Черемша (Петров) - страница 172

— А вот этого делать пока не надо, Полторанин! — Денисов накапал в чашку какого-то лекарства из пузырька, выпил, горько поморщился. — Трудно тебе там? Вот это и хорошо, что трудно. А то ты привык к вольготной жизни. Вот теперь и потрудись, потерпи. Это тебе будет задание, как завтрашнему комсомольцу. Слушай сюда…

Ну и дела, шанежки-ватрушки, сыромятны ремешки! Чертыхаясь в душе, Гошка шёл прожаренной улицей, ладонью размазывая пот на висках. Час от часу не легче… Ведь всё это, надо понимать, пахнет очень серьёзным и опасным делом, почище, пожалуй, чем колготня с санными конями. Дёрнула его нелёгкая подглядывать это подмокшее письмо! Теперь ходи да оглядывайся.

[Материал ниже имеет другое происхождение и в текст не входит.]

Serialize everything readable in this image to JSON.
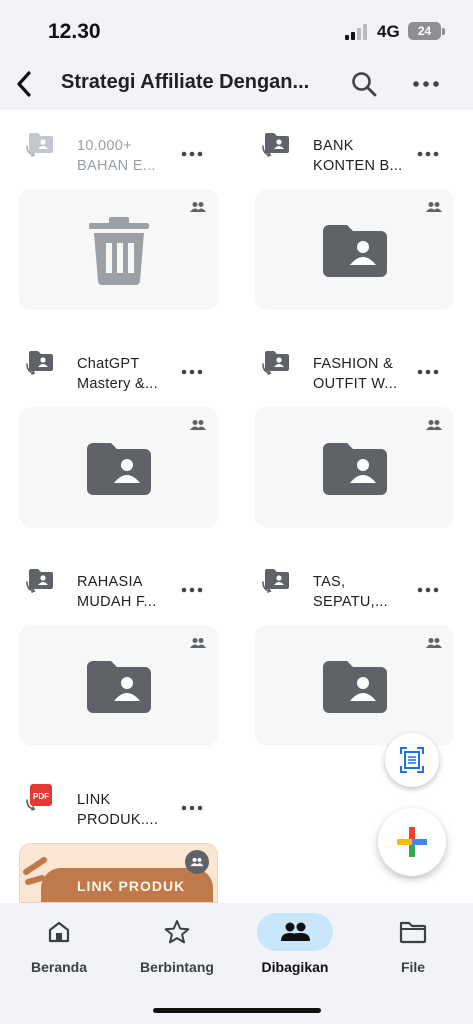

Было такое ощущение, что он неумышленно, ненароком испортил нечто значительное, важное для всех и даром ему это не пройдёт, возмездие неминуемо последует, по не сейчас, а позднее, и случится оно неожиданно и неизвестно от кого. Гошка вдруг поймал себя на том, что не идёт, как обычно, серединой дороги, а жмётся к палисадникам, к тесовым заборам и поминутно оглядывается при этом. Устыдившись, он подумал, что бояться ему, в сущности, некого, к тому же он никогда трусом не был. А внезапный страх пришёл к нему просто потому, что он впервые в жизни почувствовал настоящую и большую ответственность. Теперь ему приходилось отвечать, а вот как и за что — этого он пока не знал. Оттого, наверно, и трусил — от грядущей неизвестности.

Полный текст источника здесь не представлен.